Widerstand anfeuern: Stille Nacht für Bambule
Die einfachen Rezepte zeitigen die heftigsten Risiken und Nebenwirkungen. Wie der Versuch von Schwarz-Schill, Wildwest-Prinzipien wiederzubeleben: Erst schießen, dann fragen – in Sachen Bambule wurde es zum Rohrkrepierer.
Kommentarvon SVEN-MICHAEL VEIT
Die jetzige Bereitschaft des Senats, mit den Bauwagenleuten zu verhandeln, ist mehr als ein Zeichen von Schwäche. Es ist das Eingeständnis einer polittaktischen Fehleinschätzung. Aus einer kleinen Zündelei wurde rasch ein Flächenbrand, der vollkommen außer Kontrolle zu geraten verspricht.
Ein paar Bauwagen sind der Kristallisationspunkt für die Wiederauferstehung der Protestkultur in Hamburg. Längst sind die Demos Ausdruck des Widerstandes gegen die gesamte Politik der Rechtskoalition: Sozialabbau, Bildungsnotstand, Anti-Terror-Terrorismus und natürlich das Symbol Schill als solches sind die Ziele.
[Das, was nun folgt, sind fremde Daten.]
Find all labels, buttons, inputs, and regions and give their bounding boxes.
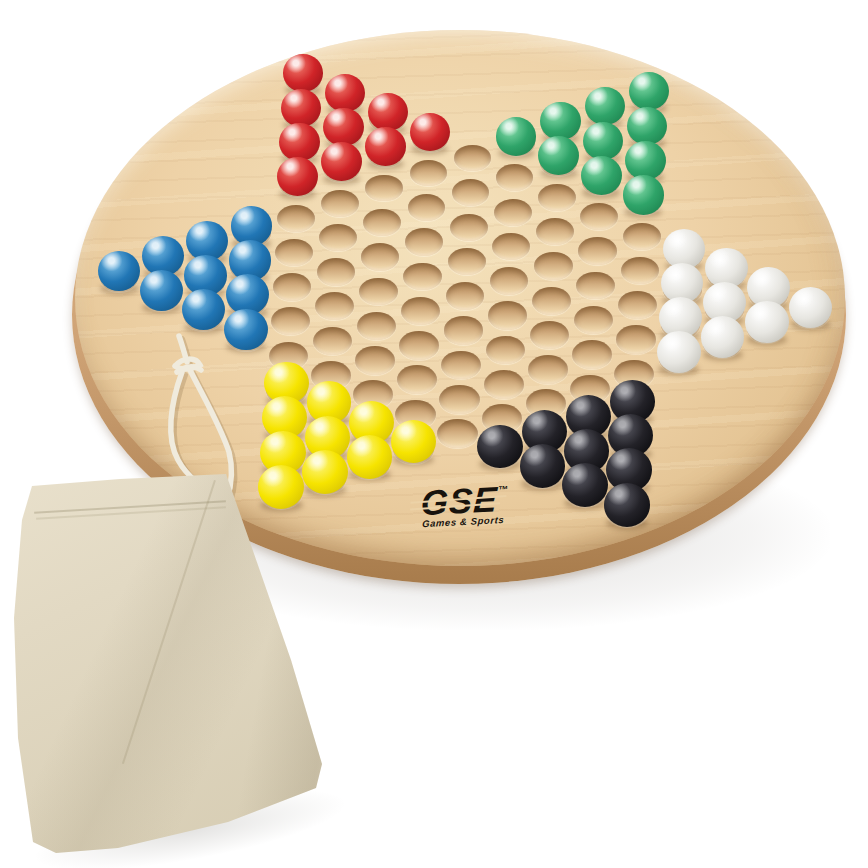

Die erste Wirkung zeigte sich bereits in der Finanzpolitik. Das neuerliche Steuerloch will Schwarz-Schill durch Verkauf von Vermögen stopfen, nicht durch noch härtere Sparvorgaben. Ein zweites Jesteburg wäre politisch kaum zu überleben.
Das vom Bürgermeister verordnete Einlenken in Sachen Bambule hat noch ein weiteres Motiv: Den Druck von Einzelhandel und Handelskammer, die um das Geschäft mit Weihnachten fürchten. Bei stiller Nacht in der Mönckebergstraße hört für jeden hanseatischen Kaufmann die Freundschaft auf.